The script will execute the crew, and you will see the detailed thought process of each agent printed to the console, followed by the final merged JSON output.

🎓 Key Learnings from this Project

This project was a fantastic learning experience. The most valuable lessons were not in the final success, but in the debugging and refinement process.

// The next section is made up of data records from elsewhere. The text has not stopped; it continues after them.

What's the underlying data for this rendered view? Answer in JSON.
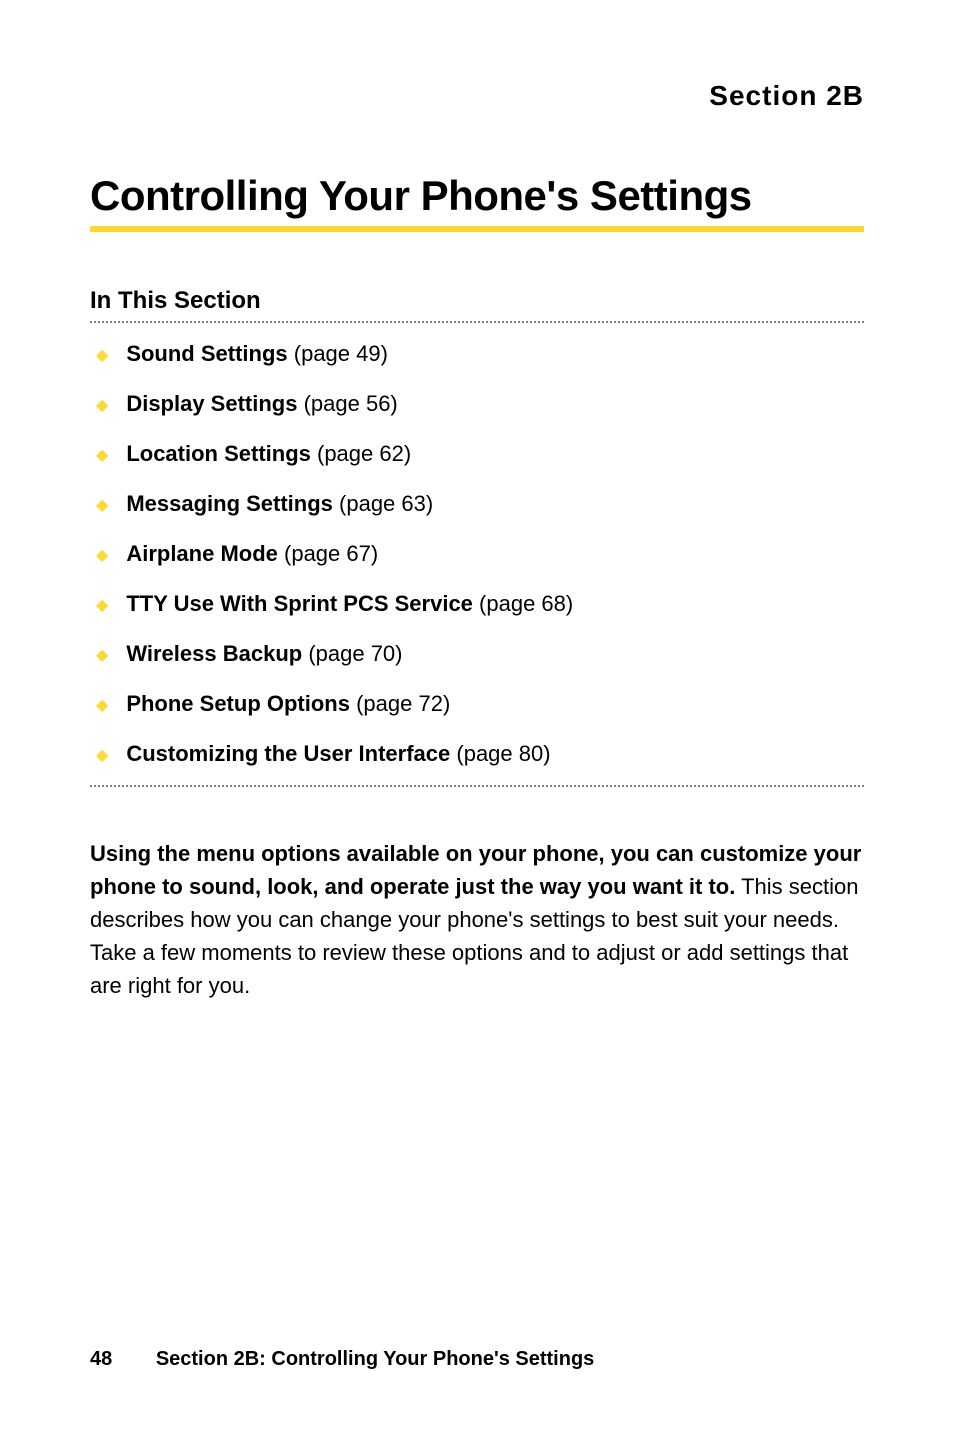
{
  "colors": {
    "background": "#ffffff",
    "text": "#000000",
    "accent": "#fdd835",
    "dotted": "#808080"
  },
  "header": {
    "section_label": "Section 2B"
  },
  "title": "Controlling Your Phone's Settings",
  "in_section_label": "In This Section",
  "bullets": [
    {
      "bold": "Sound Settings",
      "rest": " (page 49)"
    },
    {
      "bold": "Display Settings",
      "rest": " (page 56)"
    },
    {
      "bold": "Location Settings",
      "rest": " (page 62)"
    },
    {
      "bold": "Messaging Settings",
      "rest": " (page 63)"
    },
    {
      "bold": "Airplane Mode",
      "rest": " (page 67)"
    },
    {
      "bold": "TTY Use With Sprint PCS Service",
      "rest": " (page 68)"
    },
    {
      "bold": "Wireless Backup",
      "rest": " (page 70)"
    },
    {
      "bold": "Phone Setup Options",
      "rest": " (page 72)"
    },
    {
      "bold": "Customizing the User Interface",
      "rest": " (page 80)"
    }
  ],
  "body": {
    "bold_lead": "Using the menu options available on your phone, you can customize your phone to sound, look, and operate just the way you want it to.",
    "rest": " This section describes how you can change your phone's settings to best suit your needs. Take a few moments to review these options and to adjust or add settings that are right for you."
  },
  "footer": {
    "page_number": "48",
    "text": "Section 2B: Controlling Your Phone's Settings"
  }
}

  1. Model Selection is Everything: My initial attempts with a different local model (phi3) failed completely, resulting in hallucinations. This demonstrated that a model's ability to follow the structured ReAct (Reason and Act) prompt format is a critical, non-negotiable requirement for agentic work.
  2. Deterministic Tools are More Reliable: While it's tempting to use LLMs for every task, I found that replacing complex reasoning with simple, rule-based Python functions for my tools made the system dramatically more reliable, faster, and cheaper to run. The true power of an agent is its ability to decide which tool to use, not necessarily in performing the action itself.
  3. The Orchestrator is as Important as the Agent: Debugging issues like a null ticket_id in the final output revealed that the agent and LLM can perform perfectly, but bugs in the tool's implementation (the orchestration code) can still break the data flow.
  4. The Non-Deterministic Nature of LLMs: Even when a system works, it's crucial to plan for unpredictability. Implementing output validation (e.g., with Pydantic) to create "quality gates" between agents is a vital step for moving from a prototype to a production-ready application.

🚀 Next Steps

This project serves as a strong foundation. Future improvements could include:

  • Implementing Robust Output Validation: Adding Pydantic validation schemas after each task to ensure data integrity and create a resilient, self-correcting workflow.
  • Adding a Web Interface: Using a framework like Streamlit or Gradio to create a simple UI for submitting tickets and viewing the triage results.
  • Expanding Tool Capabilities: Adding more sophisticated tools, such as a tool to look up past incidents in a vector database to find similar tickets.

Feel free to clone, experiment, and share your feedback!